We need higher and common education standards, argue former Florida Gov. Jeb Bush and former New York City schools chancellor Joel Klein in a Wall Street Journal op-ed.
The Common Core State Standards define what students need to know; they do not define how teachers should teach, or how students should learn. That is up to each state. And they are built on what we have learned from high-performing international competitors as well as the best practices in leading states.
. . . research shows that rigorous mastery of fractions is crucial for later math performance. The Common Core State Standards provide clear grade-by-grade goals for what students should know about fractions, built on the best practices of high-performing countries. In literacy, what most predicts college readiness is the ability to read and understand complex texts. The Common Standards set clear benchmarks for each grade for students reading sufficiently complex texts in English, history/social studies, science and technical subjects.

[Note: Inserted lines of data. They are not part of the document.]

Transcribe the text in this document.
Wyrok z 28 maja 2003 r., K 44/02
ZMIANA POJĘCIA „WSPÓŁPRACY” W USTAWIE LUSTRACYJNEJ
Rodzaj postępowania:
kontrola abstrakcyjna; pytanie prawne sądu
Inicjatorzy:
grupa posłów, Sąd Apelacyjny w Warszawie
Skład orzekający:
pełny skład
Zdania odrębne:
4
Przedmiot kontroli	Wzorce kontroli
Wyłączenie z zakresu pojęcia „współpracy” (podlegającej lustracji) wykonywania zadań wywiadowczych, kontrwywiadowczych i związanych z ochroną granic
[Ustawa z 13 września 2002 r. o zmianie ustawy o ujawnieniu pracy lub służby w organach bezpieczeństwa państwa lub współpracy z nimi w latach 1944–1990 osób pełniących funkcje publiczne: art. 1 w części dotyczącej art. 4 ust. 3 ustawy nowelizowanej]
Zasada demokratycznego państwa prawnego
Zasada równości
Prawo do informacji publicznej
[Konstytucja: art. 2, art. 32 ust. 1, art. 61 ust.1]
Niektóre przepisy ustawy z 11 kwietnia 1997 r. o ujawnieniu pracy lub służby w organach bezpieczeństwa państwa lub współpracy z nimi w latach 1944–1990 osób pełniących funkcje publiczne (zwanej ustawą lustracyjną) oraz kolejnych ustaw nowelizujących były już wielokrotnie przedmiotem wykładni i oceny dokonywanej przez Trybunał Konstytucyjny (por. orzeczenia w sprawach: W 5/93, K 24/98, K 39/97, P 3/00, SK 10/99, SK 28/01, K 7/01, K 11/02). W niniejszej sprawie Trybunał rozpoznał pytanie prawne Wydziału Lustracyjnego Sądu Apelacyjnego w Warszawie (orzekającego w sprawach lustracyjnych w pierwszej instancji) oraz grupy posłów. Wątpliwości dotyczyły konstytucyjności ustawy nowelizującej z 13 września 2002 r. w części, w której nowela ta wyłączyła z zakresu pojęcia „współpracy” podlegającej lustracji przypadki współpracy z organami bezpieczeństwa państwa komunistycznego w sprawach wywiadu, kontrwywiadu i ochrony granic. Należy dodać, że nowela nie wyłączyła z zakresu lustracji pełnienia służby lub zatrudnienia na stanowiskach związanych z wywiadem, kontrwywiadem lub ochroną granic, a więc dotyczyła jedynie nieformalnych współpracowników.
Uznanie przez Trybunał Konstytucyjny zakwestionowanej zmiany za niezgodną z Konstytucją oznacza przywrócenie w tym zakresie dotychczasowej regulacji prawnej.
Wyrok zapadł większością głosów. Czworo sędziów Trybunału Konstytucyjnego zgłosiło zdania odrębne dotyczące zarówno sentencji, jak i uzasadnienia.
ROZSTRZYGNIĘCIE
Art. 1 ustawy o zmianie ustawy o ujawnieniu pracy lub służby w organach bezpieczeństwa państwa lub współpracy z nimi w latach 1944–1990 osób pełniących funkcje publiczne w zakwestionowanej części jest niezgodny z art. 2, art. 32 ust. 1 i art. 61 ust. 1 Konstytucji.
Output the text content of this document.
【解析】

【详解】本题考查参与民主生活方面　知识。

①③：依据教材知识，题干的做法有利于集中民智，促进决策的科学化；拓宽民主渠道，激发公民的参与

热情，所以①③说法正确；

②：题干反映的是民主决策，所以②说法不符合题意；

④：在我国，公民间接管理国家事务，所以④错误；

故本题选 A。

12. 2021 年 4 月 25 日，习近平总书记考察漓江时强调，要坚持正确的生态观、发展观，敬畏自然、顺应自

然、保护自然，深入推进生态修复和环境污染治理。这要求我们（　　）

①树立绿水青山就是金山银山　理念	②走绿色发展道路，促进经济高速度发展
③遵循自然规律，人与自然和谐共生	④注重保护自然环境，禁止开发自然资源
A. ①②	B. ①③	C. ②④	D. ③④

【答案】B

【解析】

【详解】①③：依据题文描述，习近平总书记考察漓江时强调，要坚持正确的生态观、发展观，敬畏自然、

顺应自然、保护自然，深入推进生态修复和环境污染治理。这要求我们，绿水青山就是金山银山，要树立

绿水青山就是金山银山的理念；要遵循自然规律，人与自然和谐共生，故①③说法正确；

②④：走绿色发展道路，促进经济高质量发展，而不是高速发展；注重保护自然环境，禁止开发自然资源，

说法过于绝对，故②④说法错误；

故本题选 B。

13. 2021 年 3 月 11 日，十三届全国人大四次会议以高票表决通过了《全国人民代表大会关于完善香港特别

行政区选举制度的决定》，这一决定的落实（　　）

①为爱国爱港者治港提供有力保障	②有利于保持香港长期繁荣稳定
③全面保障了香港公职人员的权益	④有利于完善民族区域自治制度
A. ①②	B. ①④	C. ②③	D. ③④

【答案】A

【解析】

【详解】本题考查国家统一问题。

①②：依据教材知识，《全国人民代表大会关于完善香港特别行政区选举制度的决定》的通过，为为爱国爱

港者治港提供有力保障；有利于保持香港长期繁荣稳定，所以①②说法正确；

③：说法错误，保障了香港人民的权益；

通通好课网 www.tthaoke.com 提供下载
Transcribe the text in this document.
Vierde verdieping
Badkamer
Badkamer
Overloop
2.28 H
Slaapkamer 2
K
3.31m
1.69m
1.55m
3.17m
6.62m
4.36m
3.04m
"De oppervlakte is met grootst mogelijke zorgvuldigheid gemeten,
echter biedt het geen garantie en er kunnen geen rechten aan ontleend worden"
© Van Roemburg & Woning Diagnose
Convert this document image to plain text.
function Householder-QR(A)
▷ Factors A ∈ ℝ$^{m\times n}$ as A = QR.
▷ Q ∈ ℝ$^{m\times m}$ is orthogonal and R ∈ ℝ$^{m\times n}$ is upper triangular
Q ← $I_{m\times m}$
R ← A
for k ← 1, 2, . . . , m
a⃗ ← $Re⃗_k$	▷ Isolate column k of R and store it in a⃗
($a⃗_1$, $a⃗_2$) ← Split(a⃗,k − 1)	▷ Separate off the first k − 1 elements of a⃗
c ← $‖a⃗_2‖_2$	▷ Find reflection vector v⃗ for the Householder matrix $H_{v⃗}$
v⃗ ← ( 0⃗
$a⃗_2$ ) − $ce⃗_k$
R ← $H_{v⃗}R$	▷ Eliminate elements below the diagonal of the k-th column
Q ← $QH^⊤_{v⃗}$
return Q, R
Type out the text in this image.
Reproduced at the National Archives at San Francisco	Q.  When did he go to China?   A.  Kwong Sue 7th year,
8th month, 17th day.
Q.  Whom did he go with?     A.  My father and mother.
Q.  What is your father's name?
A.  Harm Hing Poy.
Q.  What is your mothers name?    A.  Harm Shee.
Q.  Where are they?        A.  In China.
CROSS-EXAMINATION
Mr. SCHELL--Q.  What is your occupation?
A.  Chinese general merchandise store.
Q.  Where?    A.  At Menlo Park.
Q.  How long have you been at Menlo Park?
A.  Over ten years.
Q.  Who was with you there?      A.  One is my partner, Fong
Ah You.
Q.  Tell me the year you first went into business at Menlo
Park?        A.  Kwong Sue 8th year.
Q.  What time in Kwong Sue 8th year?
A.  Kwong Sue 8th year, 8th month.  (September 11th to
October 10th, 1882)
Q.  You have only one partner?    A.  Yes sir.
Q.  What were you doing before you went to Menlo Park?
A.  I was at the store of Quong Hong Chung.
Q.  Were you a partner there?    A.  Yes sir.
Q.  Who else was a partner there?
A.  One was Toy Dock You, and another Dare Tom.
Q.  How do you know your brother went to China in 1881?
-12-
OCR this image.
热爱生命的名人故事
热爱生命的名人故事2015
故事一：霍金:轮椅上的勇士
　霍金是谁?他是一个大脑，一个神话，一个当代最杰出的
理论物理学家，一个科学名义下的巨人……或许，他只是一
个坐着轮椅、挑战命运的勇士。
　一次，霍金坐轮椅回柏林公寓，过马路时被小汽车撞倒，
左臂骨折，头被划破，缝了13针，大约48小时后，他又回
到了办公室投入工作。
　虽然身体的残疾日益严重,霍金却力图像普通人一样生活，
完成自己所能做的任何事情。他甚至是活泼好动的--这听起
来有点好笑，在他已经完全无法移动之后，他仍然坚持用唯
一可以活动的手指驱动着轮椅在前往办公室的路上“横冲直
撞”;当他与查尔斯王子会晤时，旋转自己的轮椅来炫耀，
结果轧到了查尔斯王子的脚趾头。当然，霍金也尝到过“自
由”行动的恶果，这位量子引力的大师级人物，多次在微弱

Bush and Klein make the case against common standards, contends Greg Forster on Jay Greene’s blog. They argue that states, not the federal government, should set education policy. But the feds have pushed states to adopt Common Core Standards by threatening loss of Title I funds; the testing consortia are federally funded.
Furthermore, what’s so great about commonality?
If states should lead the way, if what we want is a decentralized 50-state laboratory of democracy, why not actually do that instead of rounding up all the states to all do it one way?
I wish a few states with strong standards and an established test, such as Massachusetts, had resisted pressure to jump on the Common Core bandwagon. It would be nice to see a few laboratories of democracy.